A melhoria das condições de vida é um dos fatores que tem levado o homem a severas transformações sociais, económicas e até políticas. E é para isso que ele luta e trabalha. Por detrás dessas condições de vida está a ideia de felicidade. No fundo, o que o move é a felicidade. Mas, por vezes, ela não está onde julga estar – no mais complexo, no mais acessível, no mais confortável. Também não está na precariedade, na fome, na ignorância, claro. Pode simplesmente estar naquilo em que se acredita ser bom e bem feito.
Quando eu andava na escola primária (na altura assim designada), os alunos usavam bata para disfarçar as roupas que traziam dos irmãos ou dos vizinhos mais abastados. Note-se que já ninguém ia roto ou descalço. Mas as camisolas eram mais curtas nas mangas e as calças tinham em baixo as marcas de bainhas descidas vezes sem conta. Quando se rasgavam nos joelhos, levavam um remendo, às vezes em forma de boneco. Nos intervalos, corria à volta da escola, sem gradeamento, no meio do pó branco, chapinhava nas poças de água, subia a um ou outro morro e ia até à casa de banho, pequena, sem apetrechos. O lanche era pão com manteiga que levava de casa e leite aquecido pela auxiliar numa grande panela de alumínio, servido em copo de plástico por uma concha. Todos bebiam leite e comiam pão. Houve um ano em que serviram bolachas de água e sal e queijo, mas nem todos gostavam. As crianças da altura estavam mais habituadas a sopas e a outras comidas quentes. Frio, só mesmo o pão. Não havia bolicaos nem donuts nem kinders. A pequena bolacha Maria aquecia-se na boca, ao ser mastigada devagar. Ia-se a pé para a escola de pasta de uma só cor: castanha, azul, ou preta (na altura não havia mochilas com super-homens ou barbies). Sendo uma pasta, servia para levar os livros e cadernos e era o que bastava. As horas dentro da escola, por vezes com chuva a cair em certos cantos, eram passadas a ler textos (todos os dias e em vários momentos), a fazer exercícios de compreensão textual, exercícios de caligrafia, exercícios de ortografia, redações e mais redações, reduções e outros problemas de matemática. Aliás, não havia uma tarde em que não se resolvessem problemas de matemática no quadro, lembro-me bem (e eu que não gostava de matemática! Paciência, minha filha!). Às vezes, às sextas, fazíamos trabalhos manuais (ou de expressão plástica, como queiramos chamar). Tudo isto só com uma professora. Não conheci outros na escola primária.
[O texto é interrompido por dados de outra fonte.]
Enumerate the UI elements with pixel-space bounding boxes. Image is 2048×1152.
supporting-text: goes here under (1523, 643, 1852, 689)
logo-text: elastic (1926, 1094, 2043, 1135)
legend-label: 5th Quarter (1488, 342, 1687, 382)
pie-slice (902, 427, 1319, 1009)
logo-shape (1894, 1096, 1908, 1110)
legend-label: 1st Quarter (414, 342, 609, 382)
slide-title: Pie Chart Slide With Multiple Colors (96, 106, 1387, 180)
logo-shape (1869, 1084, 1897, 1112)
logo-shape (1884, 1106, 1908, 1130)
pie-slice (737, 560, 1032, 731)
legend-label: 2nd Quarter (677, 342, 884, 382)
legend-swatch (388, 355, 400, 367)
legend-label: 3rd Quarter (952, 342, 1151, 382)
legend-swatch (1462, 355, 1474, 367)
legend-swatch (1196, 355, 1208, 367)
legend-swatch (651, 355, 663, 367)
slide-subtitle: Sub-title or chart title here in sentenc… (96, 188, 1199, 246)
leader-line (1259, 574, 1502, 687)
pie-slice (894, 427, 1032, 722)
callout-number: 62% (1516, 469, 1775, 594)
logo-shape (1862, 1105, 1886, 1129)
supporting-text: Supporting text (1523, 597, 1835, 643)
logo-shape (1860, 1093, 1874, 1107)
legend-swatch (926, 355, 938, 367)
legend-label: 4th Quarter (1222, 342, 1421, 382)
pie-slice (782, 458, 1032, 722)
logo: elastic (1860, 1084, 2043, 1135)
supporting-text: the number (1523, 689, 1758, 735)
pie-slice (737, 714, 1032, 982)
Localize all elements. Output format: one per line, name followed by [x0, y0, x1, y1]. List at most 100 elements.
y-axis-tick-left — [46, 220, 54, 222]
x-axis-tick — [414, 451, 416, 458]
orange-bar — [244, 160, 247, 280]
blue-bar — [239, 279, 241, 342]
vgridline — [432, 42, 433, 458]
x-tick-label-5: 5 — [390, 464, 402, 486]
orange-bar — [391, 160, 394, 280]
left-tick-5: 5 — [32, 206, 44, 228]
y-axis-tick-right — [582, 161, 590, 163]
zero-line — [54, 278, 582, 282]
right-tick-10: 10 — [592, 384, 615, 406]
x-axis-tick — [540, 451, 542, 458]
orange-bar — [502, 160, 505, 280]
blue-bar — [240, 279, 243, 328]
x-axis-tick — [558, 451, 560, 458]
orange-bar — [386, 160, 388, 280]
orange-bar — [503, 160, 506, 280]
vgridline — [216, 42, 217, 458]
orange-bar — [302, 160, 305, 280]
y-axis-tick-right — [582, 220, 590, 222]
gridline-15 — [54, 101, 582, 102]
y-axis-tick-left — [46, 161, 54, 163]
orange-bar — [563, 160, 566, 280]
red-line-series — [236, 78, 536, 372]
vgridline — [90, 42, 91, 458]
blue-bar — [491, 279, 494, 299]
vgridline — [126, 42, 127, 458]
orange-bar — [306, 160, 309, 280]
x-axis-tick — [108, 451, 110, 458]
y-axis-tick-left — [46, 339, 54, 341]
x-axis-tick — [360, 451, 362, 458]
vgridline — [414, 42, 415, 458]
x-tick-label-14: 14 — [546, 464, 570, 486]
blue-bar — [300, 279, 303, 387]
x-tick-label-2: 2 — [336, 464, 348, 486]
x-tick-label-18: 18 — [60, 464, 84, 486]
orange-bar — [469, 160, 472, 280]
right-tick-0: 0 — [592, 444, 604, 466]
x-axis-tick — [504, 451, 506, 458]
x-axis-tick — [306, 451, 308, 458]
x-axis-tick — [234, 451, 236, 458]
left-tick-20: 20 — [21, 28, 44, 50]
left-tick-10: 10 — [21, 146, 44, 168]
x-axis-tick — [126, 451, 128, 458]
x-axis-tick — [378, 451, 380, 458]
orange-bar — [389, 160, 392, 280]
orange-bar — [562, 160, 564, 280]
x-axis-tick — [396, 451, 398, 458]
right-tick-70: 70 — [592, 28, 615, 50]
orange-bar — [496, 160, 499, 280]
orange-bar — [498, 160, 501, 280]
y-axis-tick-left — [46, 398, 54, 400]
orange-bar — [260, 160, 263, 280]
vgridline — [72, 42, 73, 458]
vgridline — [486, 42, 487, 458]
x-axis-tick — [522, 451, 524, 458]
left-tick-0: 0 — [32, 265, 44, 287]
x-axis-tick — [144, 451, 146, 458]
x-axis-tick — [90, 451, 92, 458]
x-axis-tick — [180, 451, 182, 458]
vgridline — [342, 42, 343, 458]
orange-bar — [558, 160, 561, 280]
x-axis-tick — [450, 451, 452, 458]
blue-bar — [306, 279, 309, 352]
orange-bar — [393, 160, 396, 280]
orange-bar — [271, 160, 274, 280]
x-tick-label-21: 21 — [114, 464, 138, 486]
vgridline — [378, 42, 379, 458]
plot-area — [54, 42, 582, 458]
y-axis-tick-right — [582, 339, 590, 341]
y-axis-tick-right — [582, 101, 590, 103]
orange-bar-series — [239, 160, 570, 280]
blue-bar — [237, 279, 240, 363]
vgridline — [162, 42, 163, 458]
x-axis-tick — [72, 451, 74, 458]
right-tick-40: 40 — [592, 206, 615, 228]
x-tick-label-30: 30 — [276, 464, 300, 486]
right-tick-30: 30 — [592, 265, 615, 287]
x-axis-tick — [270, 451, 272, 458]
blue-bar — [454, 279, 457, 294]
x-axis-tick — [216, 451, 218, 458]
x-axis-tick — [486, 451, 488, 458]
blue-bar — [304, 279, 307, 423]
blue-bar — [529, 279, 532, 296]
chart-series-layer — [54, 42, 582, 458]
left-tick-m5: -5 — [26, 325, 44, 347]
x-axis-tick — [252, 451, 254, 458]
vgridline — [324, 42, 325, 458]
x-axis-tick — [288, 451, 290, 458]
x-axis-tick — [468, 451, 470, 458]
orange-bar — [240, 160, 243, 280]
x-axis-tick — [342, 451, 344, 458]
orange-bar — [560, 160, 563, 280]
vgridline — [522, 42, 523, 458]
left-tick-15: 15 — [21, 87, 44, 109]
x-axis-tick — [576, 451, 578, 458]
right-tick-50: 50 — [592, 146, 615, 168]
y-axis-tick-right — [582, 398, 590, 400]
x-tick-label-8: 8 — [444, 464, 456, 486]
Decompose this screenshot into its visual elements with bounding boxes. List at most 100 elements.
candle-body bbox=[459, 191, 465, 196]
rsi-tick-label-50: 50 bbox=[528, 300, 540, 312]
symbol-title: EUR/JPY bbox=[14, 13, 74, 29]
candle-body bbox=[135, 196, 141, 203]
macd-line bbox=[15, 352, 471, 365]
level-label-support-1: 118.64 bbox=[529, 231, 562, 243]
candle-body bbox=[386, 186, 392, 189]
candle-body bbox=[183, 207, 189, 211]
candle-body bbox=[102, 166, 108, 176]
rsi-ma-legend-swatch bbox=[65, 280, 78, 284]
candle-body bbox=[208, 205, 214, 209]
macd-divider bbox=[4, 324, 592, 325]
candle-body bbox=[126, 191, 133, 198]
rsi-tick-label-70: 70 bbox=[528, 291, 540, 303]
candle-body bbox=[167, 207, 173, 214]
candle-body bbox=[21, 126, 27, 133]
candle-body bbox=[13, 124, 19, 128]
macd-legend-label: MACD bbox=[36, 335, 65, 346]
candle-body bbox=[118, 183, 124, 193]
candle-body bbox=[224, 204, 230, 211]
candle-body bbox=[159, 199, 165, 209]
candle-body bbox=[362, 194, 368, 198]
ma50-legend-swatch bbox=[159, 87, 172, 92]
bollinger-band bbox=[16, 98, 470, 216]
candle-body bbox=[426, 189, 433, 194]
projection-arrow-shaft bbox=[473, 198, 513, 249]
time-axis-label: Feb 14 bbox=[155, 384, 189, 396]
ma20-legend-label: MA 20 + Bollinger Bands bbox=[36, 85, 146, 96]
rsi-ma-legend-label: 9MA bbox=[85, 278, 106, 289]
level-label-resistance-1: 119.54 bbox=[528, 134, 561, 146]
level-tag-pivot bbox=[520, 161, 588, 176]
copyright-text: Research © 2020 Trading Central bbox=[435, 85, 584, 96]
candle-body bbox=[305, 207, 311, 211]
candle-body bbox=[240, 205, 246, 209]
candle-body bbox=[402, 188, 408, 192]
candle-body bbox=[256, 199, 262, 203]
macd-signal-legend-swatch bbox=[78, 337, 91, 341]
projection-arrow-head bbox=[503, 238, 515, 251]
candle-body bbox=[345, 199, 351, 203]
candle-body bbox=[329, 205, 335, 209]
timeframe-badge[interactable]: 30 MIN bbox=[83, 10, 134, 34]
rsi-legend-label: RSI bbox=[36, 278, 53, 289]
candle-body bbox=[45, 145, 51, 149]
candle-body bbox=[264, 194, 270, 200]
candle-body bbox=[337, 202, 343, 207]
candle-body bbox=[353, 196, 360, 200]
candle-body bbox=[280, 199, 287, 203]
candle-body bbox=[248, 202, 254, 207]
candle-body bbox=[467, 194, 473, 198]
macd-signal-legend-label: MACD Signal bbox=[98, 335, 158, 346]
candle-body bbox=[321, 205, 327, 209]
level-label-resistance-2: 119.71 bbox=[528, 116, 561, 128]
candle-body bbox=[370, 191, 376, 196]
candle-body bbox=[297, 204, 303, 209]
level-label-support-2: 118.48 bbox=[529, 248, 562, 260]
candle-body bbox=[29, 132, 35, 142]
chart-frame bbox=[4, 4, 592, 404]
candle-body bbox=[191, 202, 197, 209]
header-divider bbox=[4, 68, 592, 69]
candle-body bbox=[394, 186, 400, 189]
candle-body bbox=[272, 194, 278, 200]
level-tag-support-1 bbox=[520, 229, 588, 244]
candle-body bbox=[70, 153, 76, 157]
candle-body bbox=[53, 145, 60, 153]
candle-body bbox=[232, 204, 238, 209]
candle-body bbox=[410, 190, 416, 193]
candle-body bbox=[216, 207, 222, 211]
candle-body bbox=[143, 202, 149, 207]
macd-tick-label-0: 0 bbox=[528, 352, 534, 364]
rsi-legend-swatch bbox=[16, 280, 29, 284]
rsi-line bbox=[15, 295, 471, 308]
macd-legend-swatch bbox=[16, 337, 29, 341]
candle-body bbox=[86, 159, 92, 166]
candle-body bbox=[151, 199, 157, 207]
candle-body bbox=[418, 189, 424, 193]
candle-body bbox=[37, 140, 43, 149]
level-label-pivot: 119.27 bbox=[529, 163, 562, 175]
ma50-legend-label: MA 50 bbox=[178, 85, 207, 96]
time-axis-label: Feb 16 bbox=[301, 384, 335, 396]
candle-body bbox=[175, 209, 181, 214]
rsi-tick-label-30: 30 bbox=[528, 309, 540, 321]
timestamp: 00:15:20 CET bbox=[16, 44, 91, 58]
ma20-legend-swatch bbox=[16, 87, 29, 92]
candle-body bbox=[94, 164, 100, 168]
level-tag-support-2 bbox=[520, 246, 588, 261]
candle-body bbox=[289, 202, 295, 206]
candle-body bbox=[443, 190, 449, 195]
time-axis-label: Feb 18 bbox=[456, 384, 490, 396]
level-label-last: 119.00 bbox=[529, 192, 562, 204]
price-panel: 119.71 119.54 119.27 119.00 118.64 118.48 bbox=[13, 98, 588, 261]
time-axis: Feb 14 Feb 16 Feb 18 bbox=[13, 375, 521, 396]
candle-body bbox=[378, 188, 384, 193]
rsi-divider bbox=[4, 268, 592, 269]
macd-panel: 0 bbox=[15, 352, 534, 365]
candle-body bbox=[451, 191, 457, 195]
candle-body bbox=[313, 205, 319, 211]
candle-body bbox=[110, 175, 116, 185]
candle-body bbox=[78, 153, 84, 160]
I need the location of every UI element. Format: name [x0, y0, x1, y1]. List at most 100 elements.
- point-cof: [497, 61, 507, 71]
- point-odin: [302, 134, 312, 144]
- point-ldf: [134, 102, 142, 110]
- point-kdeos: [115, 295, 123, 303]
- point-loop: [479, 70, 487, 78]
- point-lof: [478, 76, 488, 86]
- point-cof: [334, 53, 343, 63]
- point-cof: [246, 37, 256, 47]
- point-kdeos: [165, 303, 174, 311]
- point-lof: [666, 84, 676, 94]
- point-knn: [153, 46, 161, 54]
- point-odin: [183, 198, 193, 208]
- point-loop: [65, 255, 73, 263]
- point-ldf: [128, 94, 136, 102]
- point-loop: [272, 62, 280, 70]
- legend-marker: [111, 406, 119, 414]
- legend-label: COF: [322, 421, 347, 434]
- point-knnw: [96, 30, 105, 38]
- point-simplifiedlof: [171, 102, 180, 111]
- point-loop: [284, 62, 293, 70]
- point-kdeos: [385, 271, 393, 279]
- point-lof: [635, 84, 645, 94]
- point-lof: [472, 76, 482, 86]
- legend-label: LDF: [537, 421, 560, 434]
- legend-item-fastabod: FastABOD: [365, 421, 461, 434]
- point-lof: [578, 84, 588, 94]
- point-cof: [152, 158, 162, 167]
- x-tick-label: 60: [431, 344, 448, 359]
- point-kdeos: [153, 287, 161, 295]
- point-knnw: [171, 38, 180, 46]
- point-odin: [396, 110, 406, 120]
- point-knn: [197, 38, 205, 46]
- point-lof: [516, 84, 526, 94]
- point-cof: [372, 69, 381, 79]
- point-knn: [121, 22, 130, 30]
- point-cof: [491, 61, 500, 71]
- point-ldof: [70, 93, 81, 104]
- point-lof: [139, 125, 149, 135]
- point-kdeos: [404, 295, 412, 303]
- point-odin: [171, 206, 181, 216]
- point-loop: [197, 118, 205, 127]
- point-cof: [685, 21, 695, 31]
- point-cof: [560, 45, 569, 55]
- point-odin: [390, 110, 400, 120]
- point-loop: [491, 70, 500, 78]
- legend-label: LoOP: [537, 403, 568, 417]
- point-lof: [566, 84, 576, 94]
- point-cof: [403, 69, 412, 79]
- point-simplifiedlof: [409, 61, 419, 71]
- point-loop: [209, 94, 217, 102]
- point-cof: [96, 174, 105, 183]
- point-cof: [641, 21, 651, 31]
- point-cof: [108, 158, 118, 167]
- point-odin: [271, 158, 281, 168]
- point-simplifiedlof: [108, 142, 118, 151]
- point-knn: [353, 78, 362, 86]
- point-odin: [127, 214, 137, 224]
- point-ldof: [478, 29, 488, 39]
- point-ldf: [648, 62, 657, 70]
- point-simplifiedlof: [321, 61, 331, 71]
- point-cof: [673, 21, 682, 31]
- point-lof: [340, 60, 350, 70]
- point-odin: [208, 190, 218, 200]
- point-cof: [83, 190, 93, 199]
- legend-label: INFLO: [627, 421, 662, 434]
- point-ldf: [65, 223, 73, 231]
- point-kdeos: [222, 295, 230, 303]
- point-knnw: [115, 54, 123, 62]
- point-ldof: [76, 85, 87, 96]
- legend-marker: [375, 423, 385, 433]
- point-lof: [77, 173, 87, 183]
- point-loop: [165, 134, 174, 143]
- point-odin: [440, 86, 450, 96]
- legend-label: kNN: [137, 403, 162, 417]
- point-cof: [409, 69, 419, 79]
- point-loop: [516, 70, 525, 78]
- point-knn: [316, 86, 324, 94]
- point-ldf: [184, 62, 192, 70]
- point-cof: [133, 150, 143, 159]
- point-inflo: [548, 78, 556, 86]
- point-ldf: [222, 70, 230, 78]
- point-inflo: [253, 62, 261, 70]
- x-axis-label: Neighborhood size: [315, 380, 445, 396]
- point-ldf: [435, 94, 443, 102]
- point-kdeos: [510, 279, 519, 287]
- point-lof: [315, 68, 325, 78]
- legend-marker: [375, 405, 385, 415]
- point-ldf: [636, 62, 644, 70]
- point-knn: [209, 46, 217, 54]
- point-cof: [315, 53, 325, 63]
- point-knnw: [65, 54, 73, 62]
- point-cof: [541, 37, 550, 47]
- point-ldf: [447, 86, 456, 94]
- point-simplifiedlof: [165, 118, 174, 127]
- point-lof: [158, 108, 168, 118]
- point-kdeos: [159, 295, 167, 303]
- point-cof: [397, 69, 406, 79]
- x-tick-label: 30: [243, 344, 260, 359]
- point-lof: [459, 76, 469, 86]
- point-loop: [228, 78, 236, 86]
A música era dada no recreio, quando as rodas se faziam acompanhar por canções ritmadas, que já eram cantadas no tempo dos pais. A natação era treinada quando corríamos à chuva. A atividade física era muito acentuada: vários quilómetros de corrida e de bicicleta, subida a árvores e a telhados de casas velhas, cambalhotas no chão do quarto, nos intervalos dos trabalhos de casa, vários saltos a pé coxinho e metros e metros de saltos em altura. Não conseguíamos engordar à custa de tanto treino. E quanto mais fazíamos mais o corpo pedia.
Deus nos livre de voltarmos a este tempo!
Hoje é bom ver as escolas coloridas, as mesas de trabalho coloridas, as mochilas coloridas, os dossiês, estojos, pastas, canetas coloridas. As roupas coloridas e sem remendos. As casas de banho bem apetrechadas. Os recreios vedados, vigiados, com escorregas. Horas marcadas para a atividade física, para a música, para o inglês, para o judo, para as TIC. Nas aulas, espaço próprio para as expressões (plástica, dramática…). No fundo, espaço para vários saberes, de vários agentes. Nas mochilas, espaço para materiais escolares, manuais escolares, fichas de trabalho para as aulas, para casa. Em casa, espaço para as fichas das férias…
O investimento foi grande. O esforço tem sido grande.
Deus nos livre de sairmos deste tempo.
O que aconteceria se voltássemos ao tempo do trabalho efetivo de leitura, de escrita e de matemática nos cadernos diários e no quadro preto, do simples pão com manteiga e do leite aquecido na panela? E das batas? E das poças de água? E da atividade física feita nas ruas e vielas?
Não aguentaríamos. Ninguém, com consciência, estaria preparado para isso. Nem eu, nem os professores, nem os pais, nem a sociedade. Só mesmo as crianças, porque nasceram simples e não recusam a simplicidade do que pode ser bom, quando bem feito. Mas essas não têm voto na matéria.